I’m done! I spent all weekend embroidering the sash, and, boy, was that a trial. I started Saturday, and I can’t remember the last day I said “f**k” quite so often. Machine embroidery is tough! And metallic thread doesn’t make it any easier — even winding the bobbin was a pain in the ass! The thread would break or the metallic part would shred off. I was using the Sulky brand and had heard this was a better quality metallic thread, so maybe it was my machine that was off. Just kept having problems, had to rip out countless stitches, stopped and started constantly. It was beyond frustrating — I just don’t have the words to describe how pissy this embroidery was. This part was definitely the most challenging costume project I’ve ever taken on.

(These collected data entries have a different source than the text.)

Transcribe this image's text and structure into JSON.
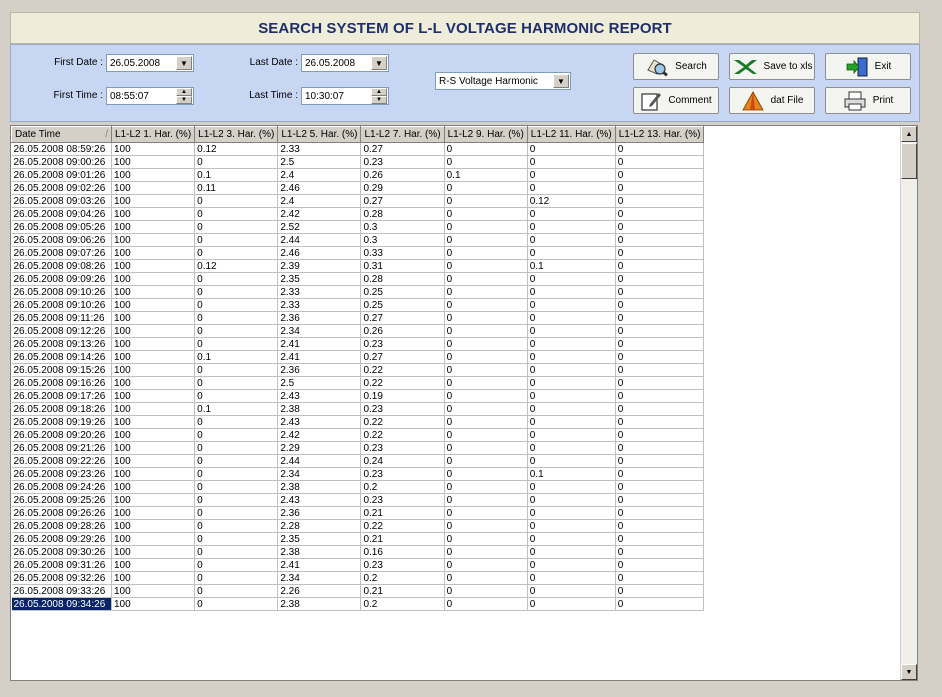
{
  "title": "SEARCH SYSTEM OF L-L VOLTAGE HARMONIC REPORT",
  "filters": {
    "first_date_label": "First Date :",
    "first_date": "26.05.2008",
    "last_date_label": "Last Date :",
    "last_date": "26.05.2008",
    "first_time_label": "First Time :",
    "first_time": "08:55:07",
    "last_time_label": "Last Time :",
    "last_time": "10:30:07",
    "report_type": "R-S Voltage Harmonic"
  },
  "buttons": {
    "search": "Search",
    "save_xls": "Save to xls",
    "exit": "Exit",
    "comment": "Comment",
    "dat_file": "dat File",
    "print": "Print"
  },
  "icons": {
    "search": "search-binoculars-icon",
    "save_xls": "excel-icon",
    "exit": "exit-door-icon",
    "comment": "comment-edit-icon",
    "dat_file": "dat-file-icon",
    "print": "printer-icon"
  },
  "grid": {
    "columns": [
      "Date Time",
      "L1-L2 1. Har. (%)",
      "L1-L2 3. Har. (%)",
      "L1-L2 5. Har. (%)",
      "L1-L2 7. Har. (%)",
      "L1-L2 9. Har. (%)",
      "L1-L2 11. Har. (%)",
      "L1-L2 13. Har. (%)"
    ],
    "sort_indicator": "/",
    "rows": [
      [
        "26.05.2008 08:59:26",
        "100",
        "0.12",
        "2.33",
        "0.27",
        "0",
        "0",
        "0"
      ],
      [
        "26.05.2008 09:00:26",
        "100",
        "0",
        "2.5",
        "0.23",
        "0",
        "0",
        "0"
      ],
      [
        "26.05.2008 09:01:26",
        "100",
        "0.1",
        "2.4",
        "0.26",
        "0.1",
        "0",
        "0"
      ],
      [
        "26.05.2008 09:02:26",
        "100",
        "0.11",
        "2.46",
        "0.29",
        "0",
        "0",
        "0"
      ],
      [
        "26.05.2008 09:03:26",
        "100",
        "0",
        "2.4",
        "0.27",
        "0",
        "0.12",
        "0"
      ],
      [
        "26.05.2008 09:04:26",
        "100",
        "0",
        "2.42",
        "0.28",
        "0",
        "0",
        "0"
      ],
      [
        "26.05.2008 09:05:26",
        "100",
        "0",
        "2.52",
        "0.3",
        "0",
        "0",
        "0"
      ],
      [
        "26.05.2008 09:06:26",
        "100",
        "0",
        "2.44",
        "0.3",
        "0",
        "0",
        "0"
      ],
      [
        "26.05.2008 09:07:26",
        "100",
        "0",
        "2.46",
        "0.33",
        "0",
        "0",
        "0"
      ],
      [
        "26.05.2008 09:08:26",
        "100",
        "0.12",
        "2.39",
        "0.31",
        "0",
        "0.1",
        "0"
      ],
      [
        "26.05.2008 09:09:26",
        "100",
        "0",
        "2.35",
        "0.28",
        "0",
        "0",
        "0"
      ],
      [
        "26.05.2008 09:10:26",
        "100",
        "0",
        "2.33",
        "0.25",
        "0",
        "0",
        "0"
      ],
      [
        "26.05.2008 09:10:26",
        "100",
        "0",
        "2.33",
        "0.25",
        "0",
        "0",
        "0"
      ],
      [
        "26.05.2008 09:11:26",
        "100",
        "0",
        "2.36",
        "0.27",
        "0",
        "0",
        "0"
      ],
      [
        "26.05.2008 09:12:26",
        "100",
        "0",
        "2.34",
        "0.26",
        "0",
        "0",
        "0"
      ],
      [
        "26.05.2008 09:13:26",
        "100",
        "0",
        "2.41",
        "0.23",
        "0",
        "0",
        "0"
      ],
      [
        "26.05.2008 09:14:26",
        "100",
        "0.1",
        "2.41",
        "0.27",
        "0",
        "0",
        "0"
      ],
      [
        "26.05.2008 09:15:26",
        "100",
        "0",
        "2.36",
        "0.22",
        "0",
        "0",
        "0"
      ],
      [
        "26.05.2008 09:16:26",
        "100",
        "0",
        "2.5",
        "0.22",
        "0",
        "0",
        "0"
      ],
      [
        "26.05.2008 09:17:26",
        "100",
        "0",
        "2.43",
        "0.19",
        "0",
        "0",
        "0"
      ],
      [
        "26.05.2008 09:18:26",
        "100",
        "0.1",
        "2.38",
        "0.23",
        "0",
        "0",
        "0"
      ],
      [
        "26.05.2008 09:19:26",
        "100",
        "0",
        "2.43",
        "0.22",
        "0",
        "0",
        "0"
      ],
      [
        "26.05.2008 09:20:26",
        "100",
        "0",
        "2.42",
        "0.22",
        "0",
        "0",
        "0"
      ],
      [
        "26.05.2008 09:21:26",
        "100",
        "0",
        "2.29",
        "0.23",
        "0",
        "0",
        "0"
      ],
      [
        "26.05.2008 09:22:26",
        "100",
        "0",
        "2.44",
        "0.24",
        "0",
        "0",
        "0"
      ],
      [
        "26.05.2008 09:23:26",
        "100",
        "0",
        "2.34",
        "0.23",
        "0",
        "0.1",
        "0"
      ],
      [
        "26.05.2008 09:24:26",
        "100",
        "0",
        "2.38",
        "0.2",
        "0",
        "0",
        "0"
      ],
      [
        "26.05.2008 09:25:26",
        "100",
        "0",
        "2.43",
        "0.23",
        "0",
        "0",
        "0"
      ],
      [
        "26.05.2008 09:26:26",
        "100",
        "0",
        "2.36",
        "0.21",
        "0",
        "0",
        "0"
      ],
      [
        "26.05.2008 09:28:26",
        "100",
        "0",
        "2.28",
        "0.22",
        "0",
        "0",
        "0"
      ],
      [
        "26.05.2008 09:29:26",
        "100",
        "0",
        "2.35",
        "0.21",
        "0",
        "0",
        "0"
      ],
      [
        "26.05.2008 09:30:26",
        "100",
        "0",
        "2.38",
        "0.16",
        "0",
        "0",
        "0"
      ],
      [
        "26.05.2008 09:31:26",
        "100",
        "0",
        "2.41",
        "0.23",
        "0",
        "0",
        "0"
      ],
      [
        "26.05.2008 09:32:26",
        "100",
        "0",
        "2.34",
        "0.2",
        "0",
        "0",
        "0"
      ],
      [
        "26.05.2008 09:33:26",
        "100",
        "0",
        "2.26",
        "0.21",
        "0",
        "0",
        "0"
      ],
      [
        "26.05.2008 09:34:26",
        "100",
        "0",
        "2.38",
        "0.2",
        "0",
        "0",
        "0"
      ]
    ],
    "selected_row": 35
  },
  "colors": {
    "title_text": "#1f2f6b",
    "panel_bg": "#c7d6f2",
    "selection": "#0a246a"
  }
}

Then, after I’d spent all day working on it and was about a third of the way through the design on the first streamer, I ran out of thread!!! I was about to burst a blood vessel, plus it was too late to go to the store, so I gave up for the day. Decided to go running, and the three-mile route really cleared my head (not to mention lessened my back ache). This must have been my first experience of Runner’s High, because, when I returned, I glanced over at the table where the embroidery was laid out next to the pattern — and I realized it looked pretty good. Not perfect by a mile, but nice.
Next day, I bought more thread (plus buttons for the overgown). Everything went ten times more smoothly on Sunday. It’s like I hit a wall on Saturday, and then broke clean through it on Sunday. I finished the first streamer and liked it so much, I decided to embroider the second one. Originally, I thought I might only do one streamer, the front one, since the back one doesn’t show as much. I’m more of a lazy costumer than a perfectionist ;-). But the embroidery was going so well, I felt like I had the hang of it. Thus, the second streamer came out much better than the first, and I used it as the front streamer.
I even figured out how to make some of the small curly bits of the design on the machine, so there was no need for hand-embroidery. To do this, I made a few wide, sideways stitches and stopped at the far side of the sideways stitch. Then I set the stitch width a little narrower and made the end-point of the curl, narrowing the stitch width a smidge more as I went. I also discovered the trick to tapering a line of machine embroidery down from wide to narrow (as on the very top of the design). The key is to stop in the center of the wide area, then adjust the stitch width a tiny bit. Repeat this every dozen or so stitches. This will narrow the stitch smoothly. If you don’t stop in the center or you adjust the stitch width too much, you’ll get a jaggy, stair-stepped effect.
I interfaced and sewed up the sash belt and streamers, then attached them all together. Sewed in the hooks, added silver knot buttons to the bodice, and the whole thing was done! Also I got an email notice from UPS that says my wig will arrive the day before BayCon. Still don’t have anything for the circlet, but otherwise, this costume is complete!